Most certifications are pretty meaningless, except to suggest to managers that you probably at least know some basic information about the topic covered. If you're out of work, getting some certifications certainly wouldn't hurt, but if you're not worried about trying to find a job, you generally don't need to worry about certifications.

That said, there are a few certifications that are very hard to fake your way through. --I wouldn't put much stock in a CCNA or CCNP, for example, but someone who has CCIE most likely does know quite a bit about the area covered by the CCIE exam. Likewise, the Microsoft Certified Master program, which not only requires exams, but a certain number of years of experience (varies by product) in the product you want MCM status for, shows that you've been working with the product long enough that you probably actually know something about it (whether or not it really makes you an expert...) But these certifications don't really say much about your software development skills, which is what the Hacker News audience is probably more interested in.

[rlander]

As someone who used to be CISSP certified (way back in 2003), here's my advice: don't bother. The only reason I got it in the first place was because, honestly, I had more free time than actual experience. Otherwise it's a great way to bullshit your way into a job you're unqualified for in a shitty company.

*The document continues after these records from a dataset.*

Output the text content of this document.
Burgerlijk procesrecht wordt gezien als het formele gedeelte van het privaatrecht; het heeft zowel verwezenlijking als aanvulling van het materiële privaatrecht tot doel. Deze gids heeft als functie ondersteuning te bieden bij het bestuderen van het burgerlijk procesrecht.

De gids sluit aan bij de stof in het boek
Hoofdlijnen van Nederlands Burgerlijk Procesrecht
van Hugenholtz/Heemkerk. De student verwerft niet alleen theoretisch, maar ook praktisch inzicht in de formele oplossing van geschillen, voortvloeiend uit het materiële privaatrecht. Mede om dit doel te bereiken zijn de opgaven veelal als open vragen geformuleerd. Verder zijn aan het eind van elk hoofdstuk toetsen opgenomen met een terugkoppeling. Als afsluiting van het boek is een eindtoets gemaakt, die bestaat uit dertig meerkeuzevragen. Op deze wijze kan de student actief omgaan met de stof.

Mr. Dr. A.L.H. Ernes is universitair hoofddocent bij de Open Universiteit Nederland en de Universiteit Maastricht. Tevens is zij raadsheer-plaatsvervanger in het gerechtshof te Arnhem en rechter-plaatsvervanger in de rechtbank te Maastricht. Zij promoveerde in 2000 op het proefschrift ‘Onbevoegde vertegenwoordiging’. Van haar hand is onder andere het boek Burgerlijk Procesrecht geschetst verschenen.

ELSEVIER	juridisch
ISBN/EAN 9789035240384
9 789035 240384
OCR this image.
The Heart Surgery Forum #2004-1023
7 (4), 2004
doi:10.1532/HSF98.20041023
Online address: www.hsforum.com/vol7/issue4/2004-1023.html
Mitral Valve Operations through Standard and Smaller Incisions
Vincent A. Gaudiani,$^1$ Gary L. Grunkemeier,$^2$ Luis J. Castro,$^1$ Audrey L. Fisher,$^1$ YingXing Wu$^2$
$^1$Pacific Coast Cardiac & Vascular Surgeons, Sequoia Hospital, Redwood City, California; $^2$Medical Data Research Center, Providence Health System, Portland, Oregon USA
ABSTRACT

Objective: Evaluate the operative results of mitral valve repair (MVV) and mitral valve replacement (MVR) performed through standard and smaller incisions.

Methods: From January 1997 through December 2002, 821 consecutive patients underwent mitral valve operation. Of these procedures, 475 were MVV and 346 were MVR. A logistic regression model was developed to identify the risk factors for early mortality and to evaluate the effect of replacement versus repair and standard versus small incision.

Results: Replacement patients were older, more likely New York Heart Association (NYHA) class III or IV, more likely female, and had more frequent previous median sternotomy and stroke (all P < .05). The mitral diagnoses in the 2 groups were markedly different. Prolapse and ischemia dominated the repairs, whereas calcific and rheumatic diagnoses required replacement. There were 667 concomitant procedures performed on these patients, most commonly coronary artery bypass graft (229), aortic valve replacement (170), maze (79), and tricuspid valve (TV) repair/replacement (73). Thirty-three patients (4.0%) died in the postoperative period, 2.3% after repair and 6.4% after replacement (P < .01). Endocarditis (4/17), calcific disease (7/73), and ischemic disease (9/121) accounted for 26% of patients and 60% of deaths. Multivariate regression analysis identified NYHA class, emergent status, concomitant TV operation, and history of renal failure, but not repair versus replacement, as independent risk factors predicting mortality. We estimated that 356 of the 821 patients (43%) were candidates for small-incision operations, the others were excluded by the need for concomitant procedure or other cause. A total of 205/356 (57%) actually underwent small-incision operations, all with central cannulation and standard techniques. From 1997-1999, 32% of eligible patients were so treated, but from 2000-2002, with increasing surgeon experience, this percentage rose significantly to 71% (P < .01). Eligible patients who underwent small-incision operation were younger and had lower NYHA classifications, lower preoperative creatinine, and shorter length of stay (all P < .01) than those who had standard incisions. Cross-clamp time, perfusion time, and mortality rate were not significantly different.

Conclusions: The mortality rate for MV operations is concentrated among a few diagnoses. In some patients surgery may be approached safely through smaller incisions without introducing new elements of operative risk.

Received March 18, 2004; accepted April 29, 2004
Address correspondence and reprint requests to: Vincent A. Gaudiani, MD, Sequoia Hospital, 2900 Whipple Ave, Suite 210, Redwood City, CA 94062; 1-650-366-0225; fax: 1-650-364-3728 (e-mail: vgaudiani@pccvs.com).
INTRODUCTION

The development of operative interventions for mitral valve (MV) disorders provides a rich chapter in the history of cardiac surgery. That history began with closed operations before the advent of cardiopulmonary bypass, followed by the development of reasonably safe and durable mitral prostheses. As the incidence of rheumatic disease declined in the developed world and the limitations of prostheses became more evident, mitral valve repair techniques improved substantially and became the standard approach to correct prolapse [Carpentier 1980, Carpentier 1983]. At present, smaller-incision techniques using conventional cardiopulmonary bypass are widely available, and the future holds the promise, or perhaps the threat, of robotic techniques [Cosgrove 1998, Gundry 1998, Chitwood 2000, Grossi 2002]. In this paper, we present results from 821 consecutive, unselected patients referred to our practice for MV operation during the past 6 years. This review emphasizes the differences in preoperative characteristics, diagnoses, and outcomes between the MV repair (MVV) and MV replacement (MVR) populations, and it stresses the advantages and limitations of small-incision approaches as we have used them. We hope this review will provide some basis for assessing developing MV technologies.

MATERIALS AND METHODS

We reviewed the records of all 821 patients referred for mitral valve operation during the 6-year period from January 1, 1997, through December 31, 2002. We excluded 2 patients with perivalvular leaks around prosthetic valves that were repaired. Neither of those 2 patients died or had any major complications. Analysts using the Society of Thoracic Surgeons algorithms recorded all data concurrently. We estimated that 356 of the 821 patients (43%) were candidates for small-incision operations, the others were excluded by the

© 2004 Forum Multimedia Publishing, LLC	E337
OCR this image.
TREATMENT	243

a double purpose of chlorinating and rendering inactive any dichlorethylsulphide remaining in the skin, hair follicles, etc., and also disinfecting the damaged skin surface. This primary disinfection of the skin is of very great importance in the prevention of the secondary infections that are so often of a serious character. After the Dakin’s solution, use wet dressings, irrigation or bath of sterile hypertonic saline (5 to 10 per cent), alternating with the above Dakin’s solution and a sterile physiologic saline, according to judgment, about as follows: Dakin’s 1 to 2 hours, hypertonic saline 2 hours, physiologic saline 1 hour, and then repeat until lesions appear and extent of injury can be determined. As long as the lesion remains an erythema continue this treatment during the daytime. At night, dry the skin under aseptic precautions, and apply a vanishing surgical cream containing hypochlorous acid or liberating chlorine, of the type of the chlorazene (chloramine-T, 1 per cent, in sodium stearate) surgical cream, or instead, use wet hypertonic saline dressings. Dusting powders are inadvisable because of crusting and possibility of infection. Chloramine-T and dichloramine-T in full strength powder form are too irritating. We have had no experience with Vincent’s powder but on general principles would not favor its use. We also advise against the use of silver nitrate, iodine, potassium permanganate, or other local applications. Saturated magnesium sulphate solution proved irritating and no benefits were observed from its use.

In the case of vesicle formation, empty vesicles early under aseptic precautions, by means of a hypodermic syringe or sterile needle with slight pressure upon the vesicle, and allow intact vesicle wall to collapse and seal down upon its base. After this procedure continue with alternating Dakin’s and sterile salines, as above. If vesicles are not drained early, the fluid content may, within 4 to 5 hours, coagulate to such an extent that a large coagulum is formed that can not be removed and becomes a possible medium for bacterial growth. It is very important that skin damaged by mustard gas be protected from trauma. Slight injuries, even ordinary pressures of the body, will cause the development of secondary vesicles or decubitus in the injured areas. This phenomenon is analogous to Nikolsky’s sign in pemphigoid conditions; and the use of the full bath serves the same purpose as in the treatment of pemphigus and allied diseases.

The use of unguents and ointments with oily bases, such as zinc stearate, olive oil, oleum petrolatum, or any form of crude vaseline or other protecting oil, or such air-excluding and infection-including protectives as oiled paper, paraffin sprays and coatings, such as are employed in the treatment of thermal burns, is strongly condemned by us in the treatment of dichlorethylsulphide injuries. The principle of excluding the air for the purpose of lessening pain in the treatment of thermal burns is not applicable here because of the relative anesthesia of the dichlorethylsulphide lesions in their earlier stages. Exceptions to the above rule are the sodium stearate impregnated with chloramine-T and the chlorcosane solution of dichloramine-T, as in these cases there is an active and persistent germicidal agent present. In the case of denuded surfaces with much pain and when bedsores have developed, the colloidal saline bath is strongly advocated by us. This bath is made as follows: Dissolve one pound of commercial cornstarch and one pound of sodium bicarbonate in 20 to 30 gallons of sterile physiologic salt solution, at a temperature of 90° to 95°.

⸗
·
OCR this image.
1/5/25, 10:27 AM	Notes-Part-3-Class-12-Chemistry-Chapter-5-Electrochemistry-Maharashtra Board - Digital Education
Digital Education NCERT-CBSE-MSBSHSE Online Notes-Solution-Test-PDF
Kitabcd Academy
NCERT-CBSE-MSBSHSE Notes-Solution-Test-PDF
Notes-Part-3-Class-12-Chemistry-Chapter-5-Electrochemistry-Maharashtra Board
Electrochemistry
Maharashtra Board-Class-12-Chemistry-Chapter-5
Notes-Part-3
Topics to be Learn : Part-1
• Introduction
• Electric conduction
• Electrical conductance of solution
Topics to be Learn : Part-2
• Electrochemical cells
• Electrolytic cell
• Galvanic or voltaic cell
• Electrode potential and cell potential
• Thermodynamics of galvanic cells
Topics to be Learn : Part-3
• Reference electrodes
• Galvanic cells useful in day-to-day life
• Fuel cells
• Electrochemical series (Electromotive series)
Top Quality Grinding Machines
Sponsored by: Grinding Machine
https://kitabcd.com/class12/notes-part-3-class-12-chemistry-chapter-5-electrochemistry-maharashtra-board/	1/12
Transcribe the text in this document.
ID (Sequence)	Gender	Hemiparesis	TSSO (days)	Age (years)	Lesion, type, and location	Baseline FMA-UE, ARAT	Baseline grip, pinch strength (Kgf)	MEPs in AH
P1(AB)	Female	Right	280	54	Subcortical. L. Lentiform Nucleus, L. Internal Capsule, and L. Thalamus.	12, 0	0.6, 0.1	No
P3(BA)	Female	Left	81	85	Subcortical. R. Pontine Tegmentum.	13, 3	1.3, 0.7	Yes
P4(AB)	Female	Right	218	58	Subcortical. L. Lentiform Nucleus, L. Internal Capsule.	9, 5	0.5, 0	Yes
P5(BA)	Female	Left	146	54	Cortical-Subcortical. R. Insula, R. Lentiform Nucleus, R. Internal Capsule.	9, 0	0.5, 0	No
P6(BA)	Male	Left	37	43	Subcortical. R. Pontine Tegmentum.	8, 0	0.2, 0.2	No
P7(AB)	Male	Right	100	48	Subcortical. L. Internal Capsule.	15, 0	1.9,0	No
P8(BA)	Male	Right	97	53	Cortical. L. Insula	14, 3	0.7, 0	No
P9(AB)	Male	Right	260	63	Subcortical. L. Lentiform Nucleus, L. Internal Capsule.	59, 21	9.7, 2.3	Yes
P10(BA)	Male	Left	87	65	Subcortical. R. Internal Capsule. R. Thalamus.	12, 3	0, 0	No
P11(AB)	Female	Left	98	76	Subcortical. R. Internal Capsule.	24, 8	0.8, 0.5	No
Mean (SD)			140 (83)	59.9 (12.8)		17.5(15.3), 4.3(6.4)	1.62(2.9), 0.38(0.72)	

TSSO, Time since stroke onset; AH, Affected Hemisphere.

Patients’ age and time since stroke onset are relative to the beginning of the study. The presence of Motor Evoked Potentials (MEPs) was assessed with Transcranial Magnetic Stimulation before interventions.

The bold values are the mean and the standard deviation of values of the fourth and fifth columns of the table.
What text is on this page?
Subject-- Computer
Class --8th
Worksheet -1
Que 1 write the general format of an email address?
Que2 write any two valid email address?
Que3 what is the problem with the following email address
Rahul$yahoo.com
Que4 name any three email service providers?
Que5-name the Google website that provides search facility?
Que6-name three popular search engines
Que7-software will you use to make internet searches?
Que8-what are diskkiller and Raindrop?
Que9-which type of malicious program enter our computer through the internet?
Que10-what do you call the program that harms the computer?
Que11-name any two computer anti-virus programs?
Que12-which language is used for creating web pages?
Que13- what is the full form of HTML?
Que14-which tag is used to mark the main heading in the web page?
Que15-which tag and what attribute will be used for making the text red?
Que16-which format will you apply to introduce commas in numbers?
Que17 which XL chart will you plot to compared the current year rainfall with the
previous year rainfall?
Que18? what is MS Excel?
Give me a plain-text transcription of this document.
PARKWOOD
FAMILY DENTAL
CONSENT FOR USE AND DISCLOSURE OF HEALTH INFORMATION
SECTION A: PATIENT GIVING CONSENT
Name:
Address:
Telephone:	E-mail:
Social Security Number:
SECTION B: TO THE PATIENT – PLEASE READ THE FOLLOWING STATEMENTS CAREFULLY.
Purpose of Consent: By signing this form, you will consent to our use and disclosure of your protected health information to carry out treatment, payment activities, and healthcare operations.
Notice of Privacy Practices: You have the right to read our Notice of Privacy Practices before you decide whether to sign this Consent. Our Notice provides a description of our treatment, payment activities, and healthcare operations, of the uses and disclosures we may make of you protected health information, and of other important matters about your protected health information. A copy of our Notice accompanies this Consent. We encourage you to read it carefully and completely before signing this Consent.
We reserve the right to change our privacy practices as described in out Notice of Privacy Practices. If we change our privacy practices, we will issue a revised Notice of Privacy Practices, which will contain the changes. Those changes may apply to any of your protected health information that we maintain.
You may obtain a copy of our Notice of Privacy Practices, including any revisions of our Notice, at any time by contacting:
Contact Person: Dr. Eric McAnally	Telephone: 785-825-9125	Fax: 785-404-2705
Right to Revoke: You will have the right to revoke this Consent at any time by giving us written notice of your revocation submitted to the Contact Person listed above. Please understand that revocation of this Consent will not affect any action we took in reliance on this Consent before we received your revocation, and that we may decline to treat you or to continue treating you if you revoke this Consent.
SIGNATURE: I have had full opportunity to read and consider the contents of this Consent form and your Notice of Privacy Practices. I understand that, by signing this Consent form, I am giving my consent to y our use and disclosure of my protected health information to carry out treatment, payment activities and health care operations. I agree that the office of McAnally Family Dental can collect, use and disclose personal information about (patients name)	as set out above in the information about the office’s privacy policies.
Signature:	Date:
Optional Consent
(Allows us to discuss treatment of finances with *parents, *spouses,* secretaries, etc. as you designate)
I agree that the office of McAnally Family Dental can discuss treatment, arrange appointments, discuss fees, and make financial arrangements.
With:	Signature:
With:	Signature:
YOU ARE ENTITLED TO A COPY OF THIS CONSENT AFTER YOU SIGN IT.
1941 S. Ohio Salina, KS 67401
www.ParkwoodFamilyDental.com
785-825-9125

Focus your efforts on actual learning, instead of proving through a worthless piece of paper.

edit: Just to drive the point home: 9 years later I still don't know shit about security.

[rdl]

If you're going to waste your time on a stupid cert, waste it on a vendor cert around your main technology.

I'd trust a RHSE to know redhat security for redhat deployments more than I'd trust a CISSP, mainly because I put close to negative value on the CISSP, and a lot of infrastructure security is actually following best practices, not anything too specific to security.

For networking, Cisco (assuming a Cisco shop).

For virtualization, I've heard the VMware stuff is good if you're enterprise doing VMware. I wonder if there's value in the Amazon AWS courses for AWS deployments; I'd almost take one just to see what they're like.